I remember way back when I first started trying to create a business for myself that I’d eagerly seek out stories of others who had done the same, looking for trends so that I could replicate their success. There are of course hundreds of these and it didn’t take me long to find a couple examples that mirrored my own experiences. The common thread that I found amongst them all was that overnight success never happens overnight and that more often than not you’ve got a few solid years of working on something before it starts to get traction. That was a revelation in itself for me since I had always ascribed much of the success of these kinds of people to luck or something I had no control over.
Of course over the past 2 years I’ve seen nearly every inspirational story there is to see and read thousands of articles on how to build a successful business. Sure many of them have been helpful but recently I’ve found myself deliberately avoiding any success stories or how I did it articles, finding them to be rather tedious and uninformative. Indeed the vast majority of them are usually a bunch of high level waffle of how they do this or that, with those things usually being one of the industry hype terms of the time. There are of course notable exceptions who attempt to give you real actionable advice but even they fall prey to make things so general as to be useless to anyone.
It feels like I’m suffering from some major inspiration fatigue. Back in the early days these stories of success pushed me to keep on coding on those days when I felt I was being less than useless, knowing that if I kept at it that eventually I’d have something of value to release upon the world. After failing to attract attention both from Y-Combinator and the general public with my Lobaco beta these stories of success started to seem more like the exception than the rule. I fast became disillusioned with all these inspiring tales of how success followed their hard work, instead wanting the real meat of what they did in order to achieve success.

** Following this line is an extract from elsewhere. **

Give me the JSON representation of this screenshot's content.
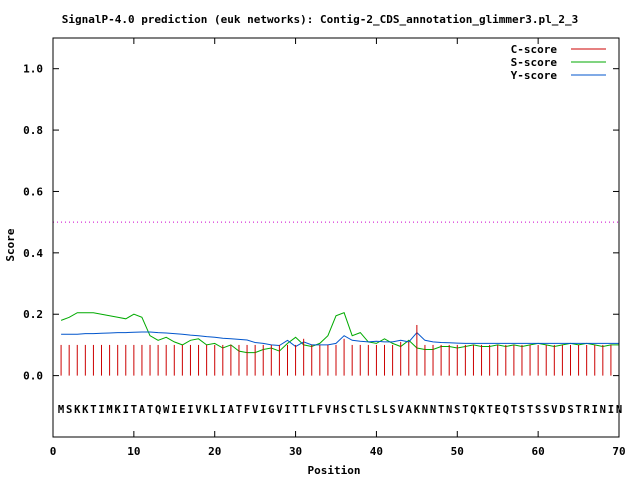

Maybe its more that I’m at a point where I know that there’s the possibility of success out there and hearing about it no longer helps to inspire me to achieve it. Perhaps its the realization that there’s thousands upon thousands of much more talented developers out there working on their own ideas that are much better than my own. In any case I can no longer take comfort in the just the mere idea that success awaits those who put in the effort and will only be content upon its realization.
Or maybe its just a slow news day and I had nothing better to write about, you can be the judge on that one.